Personal and academic blog. Explores the borderlands between rhetoric, politics and intelligence.


Psychology of the mass

A strange day in Denmark indeed. Suddenly we saw burning embassies and an angry mass, smashing, burning, looting. All directed at us, sitting with hangovers around the coffeetable staring at the screen. I don't know if my sense of unreality has been hightened by the possible youth-gang mugging I witnessed on my way home and shouted at to determine if it was just fun or what, but today foreign affairs has certainly had an impact on our lives.

Seeing the pictures of the protesters in Damascus, I vividly remembered Elias Canetti's book "Masse und Macht" (Crowds and power).

In this he states that the function of the crowd is to dispel hierarchy momentarily.
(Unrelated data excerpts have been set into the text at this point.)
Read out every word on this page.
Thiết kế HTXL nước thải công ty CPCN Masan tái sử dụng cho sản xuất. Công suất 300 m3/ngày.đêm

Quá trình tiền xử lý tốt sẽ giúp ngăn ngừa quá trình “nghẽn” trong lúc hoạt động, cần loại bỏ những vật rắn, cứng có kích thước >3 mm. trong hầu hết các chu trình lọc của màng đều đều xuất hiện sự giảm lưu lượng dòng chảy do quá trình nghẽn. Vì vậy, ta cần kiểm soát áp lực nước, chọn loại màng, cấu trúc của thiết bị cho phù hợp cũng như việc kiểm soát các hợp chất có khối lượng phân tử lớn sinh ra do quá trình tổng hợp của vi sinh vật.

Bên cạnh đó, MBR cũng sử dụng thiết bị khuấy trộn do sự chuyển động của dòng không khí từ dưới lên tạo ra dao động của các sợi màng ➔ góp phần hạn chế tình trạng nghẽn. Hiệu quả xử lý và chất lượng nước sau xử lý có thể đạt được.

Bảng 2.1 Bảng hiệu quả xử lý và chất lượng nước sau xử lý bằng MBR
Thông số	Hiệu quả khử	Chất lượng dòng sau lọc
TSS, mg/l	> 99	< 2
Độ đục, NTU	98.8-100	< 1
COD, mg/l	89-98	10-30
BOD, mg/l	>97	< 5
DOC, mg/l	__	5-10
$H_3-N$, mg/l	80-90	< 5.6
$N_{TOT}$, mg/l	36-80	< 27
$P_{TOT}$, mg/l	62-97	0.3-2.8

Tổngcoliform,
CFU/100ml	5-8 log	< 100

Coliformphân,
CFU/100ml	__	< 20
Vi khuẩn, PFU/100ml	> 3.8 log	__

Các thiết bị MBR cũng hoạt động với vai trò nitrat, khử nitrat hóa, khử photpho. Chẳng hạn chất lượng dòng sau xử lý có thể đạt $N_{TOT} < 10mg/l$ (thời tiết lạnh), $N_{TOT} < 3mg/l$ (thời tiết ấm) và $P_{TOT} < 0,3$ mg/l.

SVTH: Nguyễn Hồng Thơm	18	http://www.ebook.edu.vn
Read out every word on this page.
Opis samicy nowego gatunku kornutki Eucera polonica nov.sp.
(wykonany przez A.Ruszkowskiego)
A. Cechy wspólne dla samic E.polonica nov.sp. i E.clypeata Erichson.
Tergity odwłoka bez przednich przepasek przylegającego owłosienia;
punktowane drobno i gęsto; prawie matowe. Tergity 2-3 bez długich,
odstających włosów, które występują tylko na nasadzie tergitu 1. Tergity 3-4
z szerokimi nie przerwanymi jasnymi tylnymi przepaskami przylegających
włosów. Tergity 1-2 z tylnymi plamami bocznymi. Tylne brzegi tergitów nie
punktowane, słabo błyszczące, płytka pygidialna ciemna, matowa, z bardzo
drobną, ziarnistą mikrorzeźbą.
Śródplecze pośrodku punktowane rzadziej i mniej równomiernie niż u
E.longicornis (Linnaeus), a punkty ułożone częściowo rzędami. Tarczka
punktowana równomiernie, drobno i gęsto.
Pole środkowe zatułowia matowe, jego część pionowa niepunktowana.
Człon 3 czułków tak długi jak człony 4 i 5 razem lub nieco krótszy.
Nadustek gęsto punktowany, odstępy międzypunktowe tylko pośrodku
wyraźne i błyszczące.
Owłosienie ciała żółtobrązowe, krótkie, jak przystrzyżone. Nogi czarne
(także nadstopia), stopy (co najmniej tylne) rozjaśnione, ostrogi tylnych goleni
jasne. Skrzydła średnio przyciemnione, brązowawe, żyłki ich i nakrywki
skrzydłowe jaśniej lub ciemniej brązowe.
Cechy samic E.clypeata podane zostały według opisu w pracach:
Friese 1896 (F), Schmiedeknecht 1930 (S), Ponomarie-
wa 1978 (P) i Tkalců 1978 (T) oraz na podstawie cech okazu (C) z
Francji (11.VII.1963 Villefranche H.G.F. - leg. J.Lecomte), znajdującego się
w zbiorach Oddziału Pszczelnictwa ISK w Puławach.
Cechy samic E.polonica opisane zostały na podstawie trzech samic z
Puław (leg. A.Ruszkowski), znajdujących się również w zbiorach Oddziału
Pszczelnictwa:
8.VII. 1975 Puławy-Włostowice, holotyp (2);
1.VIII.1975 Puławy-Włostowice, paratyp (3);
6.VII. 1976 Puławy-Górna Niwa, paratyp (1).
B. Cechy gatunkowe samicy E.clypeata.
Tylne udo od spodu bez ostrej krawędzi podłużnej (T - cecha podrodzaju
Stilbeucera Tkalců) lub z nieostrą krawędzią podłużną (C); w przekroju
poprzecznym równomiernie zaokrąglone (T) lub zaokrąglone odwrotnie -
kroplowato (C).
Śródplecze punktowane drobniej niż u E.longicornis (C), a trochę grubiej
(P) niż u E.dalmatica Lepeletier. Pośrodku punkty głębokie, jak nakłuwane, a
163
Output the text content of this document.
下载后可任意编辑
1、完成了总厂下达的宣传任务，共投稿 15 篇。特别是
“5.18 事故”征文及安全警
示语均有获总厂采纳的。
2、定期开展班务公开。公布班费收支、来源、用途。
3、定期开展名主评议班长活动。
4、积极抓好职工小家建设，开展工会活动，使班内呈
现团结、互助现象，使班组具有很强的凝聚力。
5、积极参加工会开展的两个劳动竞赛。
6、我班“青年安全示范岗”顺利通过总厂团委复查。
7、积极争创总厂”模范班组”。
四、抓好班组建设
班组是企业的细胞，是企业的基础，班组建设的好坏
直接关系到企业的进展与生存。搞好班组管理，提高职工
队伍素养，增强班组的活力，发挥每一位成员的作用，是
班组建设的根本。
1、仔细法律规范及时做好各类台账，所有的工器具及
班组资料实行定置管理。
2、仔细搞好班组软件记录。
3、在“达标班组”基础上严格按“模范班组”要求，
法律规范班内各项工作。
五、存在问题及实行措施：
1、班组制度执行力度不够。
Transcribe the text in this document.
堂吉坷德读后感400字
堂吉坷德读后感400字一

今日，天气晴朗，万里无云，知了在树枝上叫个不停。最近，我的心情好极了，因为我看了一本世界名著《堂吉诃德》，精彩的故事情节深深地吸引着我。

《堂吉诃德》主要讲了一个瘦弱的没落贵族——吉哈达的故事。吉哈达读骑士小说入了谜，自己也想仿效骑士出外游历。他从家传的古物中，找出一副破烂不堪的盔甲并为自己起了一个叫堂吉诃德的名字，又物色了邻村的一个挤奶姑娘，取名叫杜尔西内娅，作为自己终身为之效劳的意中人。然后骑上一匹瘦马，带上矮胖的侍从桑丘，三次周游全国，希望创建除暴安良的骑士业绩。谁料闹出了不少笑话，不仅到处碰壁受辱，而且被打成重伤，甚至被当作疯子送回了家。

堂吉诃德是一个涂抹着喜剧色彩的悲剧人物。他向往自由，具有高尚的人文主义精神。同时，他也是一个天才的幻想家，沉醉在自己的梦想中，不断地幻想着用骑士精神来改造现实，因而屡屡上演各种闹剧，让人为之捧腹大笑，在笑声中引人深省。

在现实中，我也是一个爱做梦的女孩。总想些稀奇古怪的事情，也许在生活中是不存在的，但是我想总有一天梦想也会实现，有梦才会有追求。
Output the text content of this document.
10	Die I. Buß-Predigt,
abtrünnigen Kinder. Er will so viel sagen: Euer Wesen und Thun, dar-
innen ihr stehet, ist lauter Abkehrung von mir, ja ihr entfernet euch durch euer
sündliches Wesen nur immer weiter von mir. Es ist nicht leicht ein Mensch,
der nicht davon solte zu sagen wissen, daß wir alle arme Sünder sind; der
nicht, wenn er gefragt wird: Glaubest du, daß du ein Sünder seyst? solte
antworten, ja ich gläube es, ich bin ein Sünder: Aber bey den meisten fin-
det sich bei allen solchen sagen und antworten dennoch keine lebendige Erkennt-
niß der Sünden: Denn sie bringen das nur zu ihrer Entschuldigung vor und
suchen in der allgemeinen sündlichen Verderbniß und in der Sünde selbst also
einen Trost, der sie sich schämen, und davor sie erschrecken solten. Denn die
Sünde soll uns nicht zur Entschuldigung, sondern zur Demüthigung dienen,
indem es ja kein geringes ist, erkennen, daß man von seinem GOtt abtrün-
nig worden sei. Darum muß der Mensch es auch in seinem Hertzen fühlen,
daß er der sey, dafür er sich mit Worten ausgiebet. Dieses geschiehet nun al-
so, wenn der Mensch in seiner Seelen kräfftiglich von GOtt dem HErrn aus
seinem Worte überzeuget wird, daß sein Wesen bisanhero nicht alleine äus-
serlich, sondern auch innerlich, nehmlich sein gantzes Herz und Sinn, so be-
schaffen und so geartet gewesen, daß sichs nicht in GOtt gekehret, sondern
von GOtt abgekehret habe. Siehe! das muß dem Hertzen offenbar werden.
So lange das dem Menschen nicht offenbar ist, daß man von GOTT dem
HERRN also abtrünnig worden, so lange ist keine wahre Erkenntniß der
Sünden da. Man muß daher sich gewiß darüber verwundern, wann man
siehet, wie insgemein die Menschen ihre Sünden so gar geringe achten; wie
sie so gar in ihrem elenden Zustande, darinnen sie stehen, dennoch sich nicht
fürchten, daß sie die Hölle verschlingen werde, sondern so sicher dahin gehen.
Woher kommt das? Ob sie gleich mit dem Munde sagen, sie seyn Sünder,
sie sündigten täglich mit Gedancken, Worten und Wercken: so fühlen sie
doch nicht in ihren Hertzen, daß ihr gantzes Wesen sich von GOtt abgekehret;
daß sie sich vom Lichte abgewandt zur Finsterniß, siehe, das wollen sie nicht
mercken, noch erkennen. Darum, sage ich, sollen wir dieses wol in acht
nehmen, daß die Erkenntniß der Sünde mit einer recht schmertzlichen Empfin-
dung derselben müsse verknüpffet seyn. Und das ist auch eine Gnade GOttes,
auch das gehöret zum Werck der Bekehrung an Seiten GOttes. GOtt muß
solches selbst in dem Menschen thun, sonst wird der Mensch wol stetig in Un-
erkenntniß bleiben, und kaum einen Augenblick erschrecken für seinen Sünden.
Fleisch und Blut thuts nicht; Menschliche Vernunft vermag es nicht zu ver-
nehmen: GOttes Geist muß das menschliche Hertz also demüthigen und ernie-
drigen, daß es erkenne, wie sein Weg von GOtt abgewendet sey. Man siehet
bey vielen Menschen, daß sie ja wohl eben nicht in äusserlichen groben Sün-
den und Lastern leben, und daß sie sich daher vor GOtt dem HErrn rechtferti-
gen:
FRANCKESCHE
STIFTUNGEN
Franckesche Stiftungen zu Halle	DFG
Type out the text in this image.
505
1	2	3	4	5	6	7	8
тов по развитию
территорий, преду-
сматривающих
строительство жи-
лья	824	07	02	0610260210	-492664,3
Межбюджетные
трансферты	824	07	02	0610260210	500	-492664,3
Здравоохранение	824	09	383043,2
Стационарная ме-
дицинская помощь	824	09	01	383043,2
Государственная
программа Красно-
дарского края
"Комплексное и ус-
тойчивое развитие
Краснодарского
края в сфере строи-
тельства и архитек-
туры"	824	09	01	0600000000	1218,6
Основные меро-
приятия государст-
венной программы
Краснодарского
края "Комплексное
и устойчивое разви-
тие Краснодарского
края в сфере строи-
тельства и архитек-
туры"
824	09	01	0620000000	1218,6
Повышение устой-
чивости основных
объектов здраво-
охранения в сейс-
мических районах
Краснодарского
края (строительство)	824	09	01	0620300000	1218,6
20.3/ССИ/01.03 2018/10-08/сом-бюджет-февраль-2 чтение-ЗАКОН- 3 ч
The greatest primitive fear is to be touched by the unknown in the dark, and only in the mass is this fear removed and even inverted. The mass has four dynamics:

1) It will always grow
2) In it there is equality
3) It loves intimity, closeness
4) It needs a direction

He writes that the mass has a desire for destruction, most potently by fire, but tends to smash things that breaks easily, like doors and glass. The mass has a feeling of being chased, endangered, both from outside (police) and from within - by all the members of the crowd who are traitors by heart, just wanting to get by.

There are a number of types of masses - the one we saw in Damascus was of the type the chasing mass - it forms to achieve an easily obtainable goal, a victim that must be done away with. The murder is central, either as an expulsion or a communal killing. When the murder is committed, the mass flees and disperses, reminded of its own mortality.